Scary facts about hemorrhagic cva

10% of strokes
· 2Xs as common as SAH
· 30 day mortality 50% (½ in 2 days)

Etiologies of H cva


o hypertensive hemorrhage,


o amyloid angiopathy,


o AVMs,


o hypertensive emergencies (sympathomimetics, pheo, cocaine),


o tumor/bleed,


o anticoagulants



· Hypertensive hemorrhages
o Predominantly elderly
o Degenerative changes in small penetrating arteries leading to the formation of microaneurysms (MC in MCA territory)

· Most common sites.....


o Putamen 44%
o Other cortical areas 25%
o Thalamus 13%
o Cerebellum 9%
o Pons 9%

CLINICAL FEATURES


· Sudden onset headache, vomiting, HTN, focal neuro deficit
· Motor/sensory deficit contralateral to lesion
· Agitation, lethargy and may rapidly progress to coma
· 1/3 have significant growth of hemorrhage size in first hrs
· More likely to have precipitant like exertion, sex, valsalva, labor
· Airway more of a problem b/c of decreased LOC
o Cheyne-Stokes (deep and rapid then apnea) common with large ICH
o Irregular resp pattern with putamenal hemorrhages
o Normal resp pattern with CB hemorrhages
· Pontine hemorrhage: bilateral pinpoint pupils b/c of loss of sympathetics
· Dilated pupils: putamen
· Anisocoria, miosis, poor response with thalamic bleed

· Estimate volume of blood in cc (ABC/2 method)

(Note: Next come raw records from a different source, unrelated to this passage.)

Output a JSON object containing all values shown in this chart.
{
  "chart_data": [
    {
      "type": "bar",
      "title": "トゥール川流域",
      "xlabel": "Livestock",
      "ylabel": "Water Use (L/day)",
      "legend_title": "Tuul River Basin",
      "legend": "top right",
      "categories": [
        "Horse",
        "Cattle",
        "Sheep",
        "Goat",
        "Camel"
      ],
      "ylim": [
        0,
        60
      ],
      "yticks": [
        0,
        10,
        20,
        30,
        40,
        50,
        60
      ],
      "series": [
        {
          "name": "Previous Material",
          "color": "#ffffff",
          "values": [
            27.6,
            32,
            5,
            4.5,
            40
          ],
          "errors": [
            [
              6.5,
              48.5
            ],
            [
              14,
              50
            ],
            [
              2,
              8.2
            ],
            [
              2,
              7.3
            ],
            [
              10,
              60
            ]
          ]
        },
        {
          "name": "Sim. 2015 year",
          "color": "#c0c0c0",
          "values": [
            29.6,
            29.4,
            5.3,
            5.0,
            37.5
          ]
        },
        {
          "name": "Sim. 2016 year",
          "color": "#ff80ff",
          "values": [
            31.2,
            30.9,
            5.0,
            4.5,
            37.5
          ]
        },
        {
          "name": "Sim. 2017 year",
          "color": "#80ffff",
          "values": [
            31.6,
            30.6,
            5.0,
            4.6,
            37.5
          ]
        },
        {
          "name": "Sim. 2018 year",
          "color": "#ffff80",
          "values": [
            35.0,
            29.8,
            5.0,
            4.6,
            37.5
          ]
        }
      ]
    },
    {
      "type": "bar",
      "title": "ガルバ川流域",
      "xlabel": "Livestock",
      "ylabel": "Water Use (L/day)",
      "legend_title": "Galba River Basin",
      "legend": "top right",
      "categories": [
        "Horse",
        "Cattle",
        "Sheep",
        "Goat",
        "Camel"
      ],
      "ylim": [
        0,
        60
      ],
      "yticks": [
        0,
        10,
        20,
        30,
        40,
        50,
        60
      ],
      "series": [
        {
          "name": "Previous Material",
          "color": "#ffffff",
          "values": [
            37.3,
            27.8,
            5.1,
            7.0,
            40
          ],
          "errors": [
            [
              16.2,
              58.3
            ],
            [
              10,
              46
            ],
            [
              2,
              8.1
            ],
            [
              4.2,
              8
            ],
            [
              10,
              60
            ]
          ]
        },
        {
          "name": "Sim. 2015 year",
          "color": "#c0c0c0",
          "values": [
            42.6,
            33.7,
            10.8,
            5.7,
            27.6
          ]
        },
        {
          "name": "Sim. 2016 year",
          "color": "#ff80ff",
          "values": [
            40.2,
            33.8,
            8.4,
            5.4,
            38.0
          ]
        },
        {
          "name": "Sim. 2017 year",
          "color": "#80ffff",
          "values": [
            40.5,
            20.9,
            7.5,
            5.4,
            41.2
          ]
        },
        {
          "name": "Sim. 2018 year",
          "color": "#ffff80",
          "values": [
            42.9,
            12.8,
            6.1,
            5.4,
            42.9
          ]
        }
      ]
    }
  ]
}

o A = largest diameter of hemorrhage
o B = largest diameter perpendicular to A
o C = number of 10mm slices hemorrhage seen in

Transient Global Amnesia



· Paroxysmal, transient loss of memory function for < 24h
· Immediate recall ability is preserved, as is remote memory; however, patients experience striking loss of memory for recent events and an impaired ability to retain new information.
· Attention, social skills, language, vision, motor, sensory are preserved
· Cause: unknown but thought to be multifactorial and perhaps to decreased venous outflow from the brain.
o Not thought to be caused by cerebraovascular disease like stroke or TIA
o Unlikely secondary to migraines
· No specific treatment other than neurologist follow-up.